Mettre fin à la défécation à l'air libre au Sahel : bilan positif d'un projet pilote conjuguant les approches ATPC et SABC

Mettre fin à la défécation à l'air libre au Sahel : bilan positif d'un projet pilote conjuguant les approches ATPC et SABC

En dépit du climat d’insécurité qui règne dans la région nord du Burkina Faso, l’objectif fixé par le projet Eau et croissance économique durable au Sahel (ECED-Sahel) pour l’abandon de la défécation à l’air libre a été dépassé. Ainsi, à la fin de la mise en œuvre du projet en 2019, 76 % des 2093 ménages sondés utilisaient des latrines, contre 1 % en début de projet (1). Ce succès impressionnant est le résultat de la combinaison de deux approches complémentaires qui ont permis d’accompagner les populations dans un processus de changement de comportement : l’approche d’Assainissement total piloté par la communauté (ATPC) et l’approche Art social pour le changement de comportementMC (Social Art for Behaviour Change – SABC) de One Drop.

La défécation à l’air libre est une menace pour la santé et la sécurité publiques, surtout celles des femmes et des filles, et un obstacle au bien-être social et économique. Au début de la mise en œuvre du projet ECED-Sahel en 2016, cette pratique était courante dans les communes rurales de Gorom-Gorom et de Falagountou au Burkina Faso. Mis en œuvre par CowaterSogema International et cofinancé par Affaires mondiales Canada, la société minière IAMGOLD et la Fondation One Drop, le projet ECED‐Sahel avait pour objectifs d’appuyer la croissance économique durable dans ces deux communes sahéliennes grâce à l’eau, l’assainissement et l’hygiène comme leviers de développement, de soutenir les activités génératrices de revenus, de stimuler un changement de comportement, de promouvoir l’égalité entre les sexes et de renforcer la gouvernance locale.

L'APPROCHE D'ASSAINISSEMENT TOTAL PILOTÉ PAR LA COMMUNAUTÉ : DE QUOI S'AGIT-IL?
L’ATPC est une démarche participative employée pour confronter les populations à leur pratique de la défécation à l’air libre.

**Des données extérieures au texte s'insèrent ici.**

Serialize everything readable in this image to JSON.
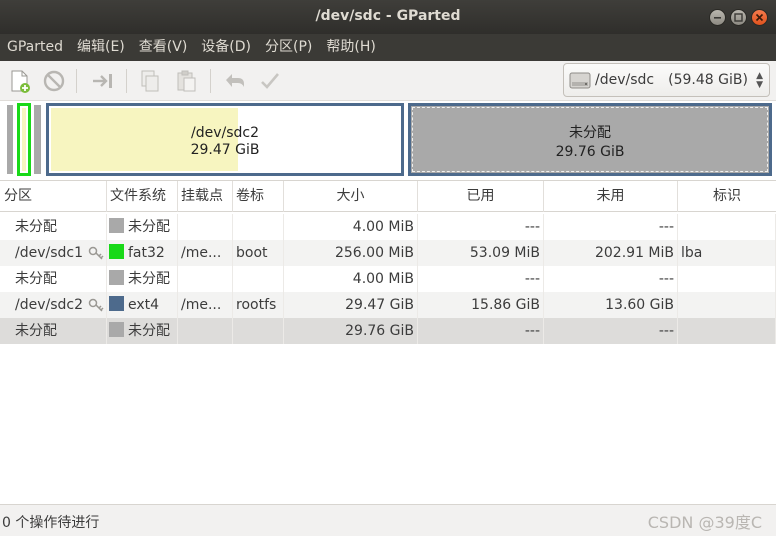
{
  "window": {
    "title": "/dev/sdc - GParted"
  },
  "menu": [
    "GParted",
    "编辑(E)",
    "查看(V)",
    "设备(D)",
    "分区(P)",
    "帮助(H)"
  ],
  "toolbar": {
    "icons": [
      "new-partition-icon",
      "delete-icon",
      "resize-move-icon",
      "copy-icon",
      "paste-icon",
      "undo-icon",
      "apply-icon"
    ]
  },
  "device": {
    "name": "/dev/sdc",
    "size": "(59.48 GiB)"
  },
  "diskmap": {
    "partition_name": "/dev/sdc2",
    "partition_size": "29.47 GiB",
    "partition_used_fraction": 0.54,
    "unallocated_label": "未分配",
    "unallocated_size": "29.76 GiB"
  },
  "table": {
    "headers": [
      "分区",
      "文件系统",
      "挂载点",
      "卷标",
      "大小",
      "已用",
      "未用",
      "标识"
    ],
    "rows": [
      {
        "partition": "未分配",
        "fs": "未分配",
        "fs_color": "#a9a9a9",
        "mount": "",
        "label": "",
        "size": "4.00 MiB",
        "used": "---",
        "unused": "---",
        "flags": "",
        "locked": false
      },
      {
        "partition": "/dev/sdc1",
        "fs": "fat32",
        "fs_color": "#18d918",
        "mount": "/me...",
        "label": "boot",
        "size": "256.00 MiB",
        "used": "53.09 MiB",
        "unused": "202.91 MiB",
        "flags": "lba",
        "locked": true
      },
      {
        "partition": "未分配",
        "fs": "未分配",
        "fs_color": "#a9a9a9",
        "mount": "",
        "label": "",
        "size": "4.00 MiB",
        "used": "---",
        "unused": "---",
        "flags": "",
        "locked": false
      },
      {
        "partition": "/dev/sdc2",
        "fs": "ext4",
        "fs_color": "#4d6a8c",
        "mount": "/me...",
        "label": "rootfs",
        "size": "29.47 GiB",
        "used": "15.86 GiB",
        "unused": "13.60 GiB",
        "flags": "",
        "locked": true
      },
      {
        "partition": "未分配",
        "fs": "未分配",
        "fs_color": "#a9a9a9",
        "mount": "",
        "label": "",
        "size": "29.76 GiB",
        "used": "---",
        "unused": "---",
        "flags": "",
        "locked": false
      }
    ]
  },
  "status": {
    "text": "0 个操作待进行"
  },
  "watermark": "CSDN @39度C",
  "colors": {
    "unallocated": "#a9a9a9",
    "fat32": "#18d918",
    "ext4": "#4d6a8c",
    "used_fill": "#f7f5c0"
  }
}
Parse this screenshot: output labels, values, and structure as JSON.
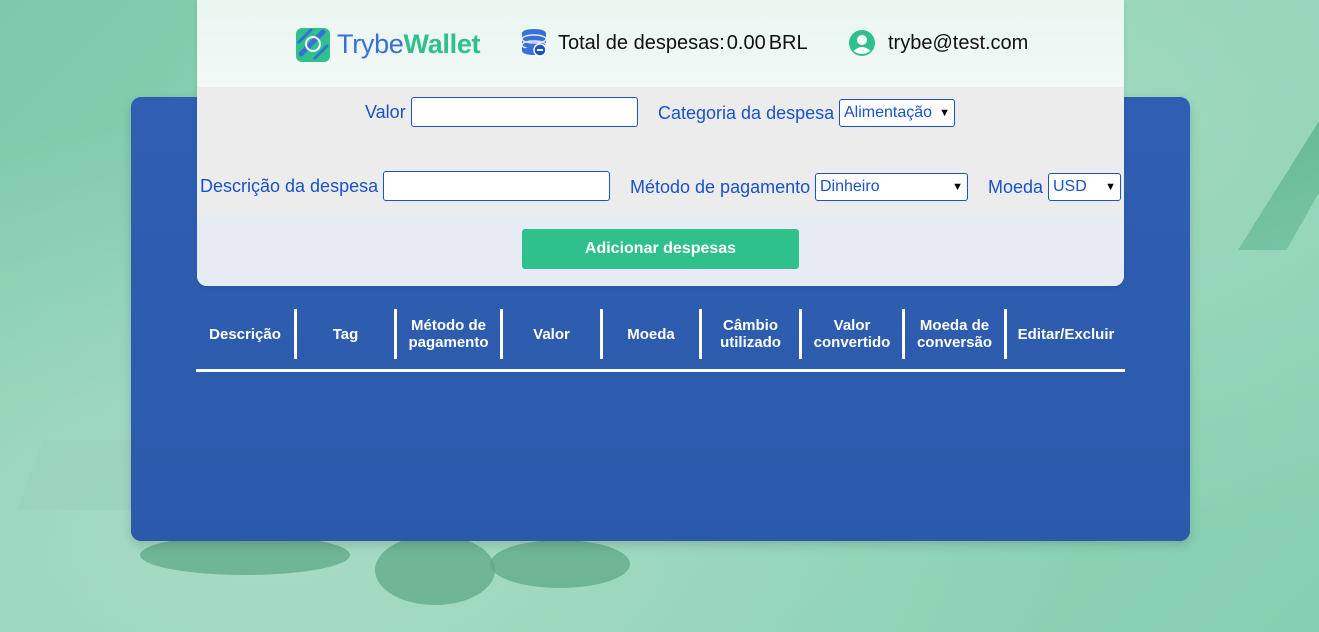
{
  "header": {
    "logo": {
      "text_part1": "Trybe",
      "text_part2": "Wallet",
      "icon": "wallet-logo-icon"
    },
    "total": {
      "label": "Total de despesas:",
      "value": "0.00",
      "currency": "BRL",
      "icon": "coins-icon"
    },
    "user": {
      "email": "trybe@test.com",
      "icon": "user-avatar-icon"
    }
  },
  "form": {
    "value_label": "Valor",
    "value_input": "",
    "category_label": "Categoria da despesa",
    "category_selected": "Alimentação",
    "description_label": "Descrição da despesa",
    "description_input": "",
    "payment_label": "Método de pagamento",
    "payment_selected": "Dinheiro",
    "currency_label": "Moeda",
    "currency_selected": "USD",
    "add_button": "Adicionar despesas"
  },
  "table": {
    "headers": [
      "Descrição",
      "Tag",
      "Método de pagamento",
      "Valor",
      "Moeda",
      "Câmbio utilizado",
      "Valor convertido",
      "Moeda de conversão",
      "Editar/Excluir"
    ],
    "rows": []
  },
  "colors": {
    "accent_green": "#2fc18c",
    "brand_blue": "#1a52c9",
    "card_blue": "#2f5eb3",
    "background_green": "#86cfb0"
  }
}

Elle suscite un sentiment de dégoût et de honte au fil de diverses activités‐chocs qui, dans un premier temps, déclenchent une prise de conscience et un engagement collectif à mettre fin à la défécation à l’air libre (2). Par la suite, la communauté décide de se construire des latrines avec les moyens qui lui sont accessibles. Le premier contact avec les deux communautés a été établi par les autorités communales à travers une campagne de communication qui a mobilisé les autorités coutumières et religieuses de chaque village ainsi que les membres de la communauté pour les amener à s’impliquer dans des activités d’ATPC à venir. Cette campagne a catalysé l’abandon de la défécation à l’air libre et l’adhésion de la population à la construction d’ouvrages d’assainissement par ménage qui, à la fin du projet, couvraient les besoins de 21 500 personnes, soit plus de 41 % de la population des communes de Gorom-Gorom et Falagountou (1).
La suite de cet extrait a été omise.